Carol Vogel announces that Damien Hirst will hold a simultaneous showing of 300 of his spot paintings in Gagosian’s 11 galleries around the world in early 2012. Many of the paintings will be loans with only half of them for sale.
The idea for the show is fitting considering Hirst’s previous claims that the spot paintings are all part of one large conceptual work without end. Indeed the first spot paintings were house paint on a white wall. Since then, the spots have taken many shapes, sizes and forms. That point is underscored by Vogel’s revelation that Hirst has assistants working on a truly gigantic spot painting that will take nine years to complete and contain 1 million minute colored spots. Whether that’s true or simply Hirstian hype doesn’t really matter.
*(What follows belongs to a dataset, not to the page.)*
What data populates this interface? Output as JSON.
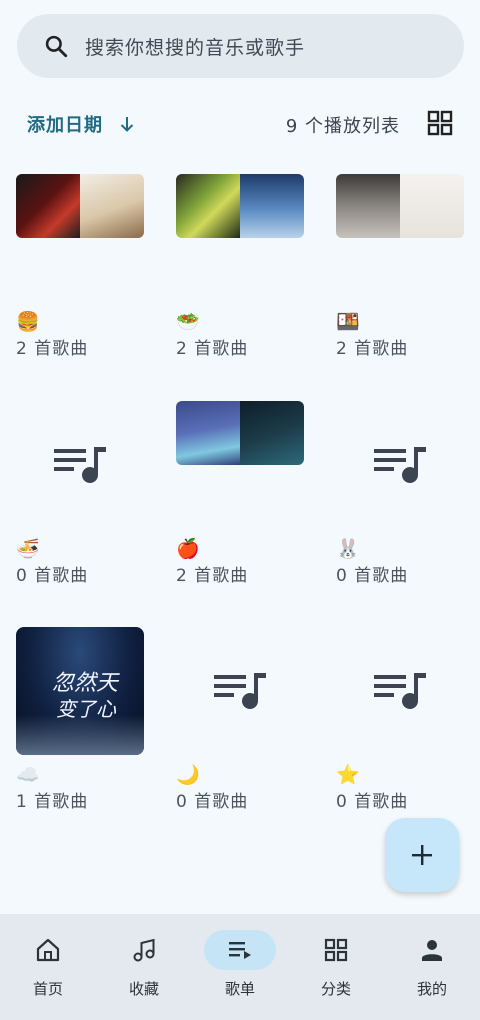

What does matter is the issue of the title which purports to be the “complete” spot paintings. If the show is truly complete it will resolve one mystery of the Hirst market: no one seems to know how many spot paintings actually exist. Churned out by assistants, numbers have been bandied about as high as 1,000 canvases. With sale prices reaching into the millions, the complete spots would be an enormously valuable body of work. If 300 is the true number, prices might have to be revised—upward:
For Mr. Hirst’s next act every Gagosian Gallery around the world — 11 in all — will hold its own version of “Damien Hirst: The Complete Spot Paintings 1986-2011.” The show will open on the same, not yet determined day in every city — New York, London, Paris, Los Angeles, Rome, Athens, Geneva and Hong Kong — and run from mid-January through February 2012.
“I’ve tried to do it a few times,” Mr. Hirst said, referring to his idea of holding a “Spot” extravaganza. More than a decade ago, he said, there were plans for two places in London to present the show, Tate Britain and the Saatchi Gallery. But the plans never came to fruition. (A major retrospective of Mr. Hirst’s career, however, is planned for Tate Britain in April.)
Over the years, he said, he could not get the notion of doing a “Spot” show out of his mind. When he proposed it to Larry Gagosian recently, the dealer jumped.